After the fatal stabbing of Daniel Hillig last week, up to 60,000 people staged a “mourning march” in Germany decrying the countless number of lives lost by unmitigated migration.

Following Hillig’s death, 23-year-old Alaa S. from Syria and 22-year-old Yousif A. from Iraq were arrested.

Furor and outrage sparked after it was revealed the Iraqi suspected of Hillig’s murder held a lengthy list of convictions including fraud, serious bodily injury, and drug dealings. His convictions earned him a two-year suspended sentence and he was slated to be deported from the country, which failed to happen.

The anti-mass migration Alternative for Germany (AfD) party staged the “mourning march” in response to Hillig’s slaughter. Along with Hillig, many others who have been slain were memorialized. Participants in the march carried signs bearing the names and faces of people believed to have been murdered by refugees.

A large number of police officers were deployed to the march to keep the protesters and counter-protesters apart from each other and avoid conflict. Of the clash of extreme right and alt-left anti-fascists protesters, Chemnitz mayor Barbara Ludwig said:

The situation is volatile. There is also a state of emergency in the town but I’m convinced that it’ll mobilize forces as we see today that very clearly show that we won’t allow for the right and right-wing thinking to mobilize the state.

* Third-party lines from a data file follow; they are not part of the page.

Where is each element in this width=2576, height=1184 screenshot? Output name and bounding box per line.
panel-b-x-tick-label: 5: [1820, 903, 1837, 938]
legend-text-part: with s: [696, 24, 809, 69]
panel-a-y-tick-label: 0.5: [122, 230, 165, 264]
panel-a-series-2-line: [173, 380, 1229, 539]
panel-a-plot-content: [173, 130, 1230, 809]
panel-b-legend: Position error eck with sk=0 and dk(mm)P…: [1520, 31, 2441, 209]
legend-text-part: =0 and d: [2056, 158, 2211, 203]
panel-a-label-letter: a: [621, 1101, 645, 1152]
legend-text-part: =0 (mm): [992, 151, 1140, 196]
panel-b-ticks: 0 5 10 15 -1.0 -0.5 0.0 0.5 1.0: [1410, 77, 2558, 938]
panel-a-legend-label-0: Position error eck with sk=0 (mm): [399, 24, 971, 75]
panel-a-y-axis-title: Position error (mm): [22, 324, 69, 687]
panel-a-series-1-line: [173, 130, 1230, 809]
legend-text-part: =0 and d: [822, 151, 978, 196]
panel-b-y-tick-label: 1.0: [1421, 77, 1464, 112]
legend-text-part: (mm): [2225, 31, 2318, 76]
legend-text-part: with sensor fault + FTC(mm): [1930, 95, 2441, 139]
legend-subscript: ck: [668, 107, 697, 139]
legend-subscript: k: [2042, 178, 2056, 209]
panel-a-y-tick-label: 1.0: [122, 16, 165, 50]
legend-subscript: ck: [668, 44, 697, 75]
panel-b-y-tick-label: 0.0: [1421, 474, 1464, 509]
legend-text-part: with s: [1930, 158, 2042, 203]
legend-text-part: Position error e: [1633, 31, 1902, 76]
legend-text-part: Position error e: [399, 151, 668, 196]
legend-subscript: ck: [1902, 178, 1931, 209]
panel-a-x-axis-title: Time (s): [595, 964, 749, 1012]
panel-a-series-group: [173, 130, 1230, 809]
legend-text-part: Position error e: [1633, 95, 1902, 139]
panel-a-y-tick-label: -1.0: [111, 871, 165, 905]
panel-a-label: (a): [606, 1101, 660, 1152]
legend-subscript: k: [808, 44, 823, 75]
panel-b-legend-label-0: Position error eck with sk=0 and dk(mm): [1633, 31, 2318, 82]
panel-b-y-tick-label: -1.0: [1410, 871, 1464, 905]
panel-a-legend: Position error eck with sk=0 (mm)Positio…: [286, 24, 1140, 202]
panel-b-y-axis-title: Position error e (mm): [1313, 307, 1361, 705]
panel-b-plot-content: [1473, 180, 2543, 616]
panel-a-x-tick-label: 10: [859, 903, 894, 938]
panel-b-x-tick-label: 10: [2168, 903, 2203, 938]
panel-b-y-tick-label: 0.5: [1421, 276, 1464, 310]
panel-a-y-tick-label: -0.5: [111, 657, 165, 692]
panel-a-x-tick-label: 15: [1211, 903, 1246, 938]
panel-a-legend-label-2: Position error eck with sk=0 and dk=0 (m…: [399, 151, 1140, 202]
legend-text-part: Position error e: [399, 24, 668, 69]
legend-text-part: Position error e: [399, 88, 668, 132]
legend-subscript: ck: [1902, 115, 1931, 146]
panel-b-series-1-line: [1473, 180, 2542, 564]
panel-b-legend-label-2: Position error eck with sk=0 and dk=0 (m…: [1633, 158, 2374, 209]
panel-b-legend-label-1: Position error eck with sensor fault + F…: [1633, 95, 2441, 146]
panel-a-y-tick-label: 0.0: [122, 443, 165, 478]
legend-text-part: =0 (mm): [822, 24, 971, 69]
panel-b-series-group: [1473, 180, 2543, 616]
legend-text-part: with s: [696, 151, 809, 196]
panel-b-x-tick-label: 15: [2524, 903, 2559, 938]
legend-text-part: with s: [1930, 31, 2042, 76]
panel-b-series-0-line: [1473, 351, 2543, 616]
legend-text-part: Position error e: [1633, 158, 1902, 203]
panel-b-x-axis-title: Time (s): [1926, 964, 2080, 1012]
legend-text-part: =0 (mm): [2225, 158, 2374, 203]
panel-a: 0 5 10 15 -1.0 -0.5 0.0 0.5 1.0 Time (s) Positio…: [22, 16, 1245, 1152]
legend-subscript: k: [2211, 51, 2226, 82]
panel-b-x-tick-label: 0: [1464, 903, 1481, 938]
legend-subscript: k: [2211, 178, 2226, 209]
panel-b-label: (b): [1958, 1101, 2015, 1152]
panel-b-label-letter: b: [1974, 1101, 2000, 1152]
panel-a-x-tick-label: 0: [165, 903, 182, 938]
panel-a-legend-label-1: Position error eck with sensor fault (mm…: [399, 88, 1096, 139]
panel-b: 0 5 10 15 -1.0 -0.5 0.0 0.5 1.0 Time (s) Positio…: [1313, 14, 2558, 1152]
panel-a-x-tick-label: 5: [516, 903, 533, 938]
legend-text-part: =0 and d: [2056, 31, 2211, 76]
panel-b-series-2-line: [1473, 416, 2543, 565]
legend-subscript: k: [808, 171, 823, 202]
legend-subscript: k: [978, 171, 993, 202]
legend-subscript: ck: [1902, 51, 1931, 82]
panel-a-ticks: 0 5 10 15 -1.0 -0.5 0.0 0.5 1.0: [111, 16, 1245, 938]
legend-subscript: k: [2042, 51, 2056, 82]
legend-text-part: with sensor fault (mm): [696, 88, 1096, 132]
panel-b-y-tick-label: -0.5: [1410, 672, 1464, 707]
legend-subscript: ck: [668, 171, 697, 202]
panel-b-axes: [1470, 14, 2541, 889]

Ludwig seems focused only on the right-leaning protesters whilst ignoring the real issues at hand – typical for a lackadaisical European politician.

Chemnitz residents were interviewed as well, and they stressed they were not racist – merely frightened by the increasing danger and criminality rapidly spreading throughout their communities and country. Many expressed resentment that the “lying press”, Germany’s mainstream media, labeled the entirety of them as Nazis and refused to see or address their side of the debate.

Authorities across Europe and the United Kingdom have admitted the epidemic of crime and violence will only worsen – and that the burden will fall on the shoulders of ordinary citizens. Already, crime rates have skyrocketed and 90% of crime goes uncharged so the question remains: how much worse can it get?

In response to the senseless slaughter of their nation’s own citizens, thousands of people fed up with the unaddressed violence marched in mourning for the lives lost. The press, in return, lumped them all together as extremists and Nazis, refusing to admit there is a problem and actual danger to the citizens of Germany.

The media’s unfair coverage will surely help to alleviate the concerns and worries of Germans who see a disconcerting trend taking place, and certainly not incense them and their impassioned pleas of help into desperate and grave territories after being consistently ignored and belittled by their news publishing industry and politicians. With tensions as high as they are across Germany, one would think that those in power might work to bring down the heat, not add to it.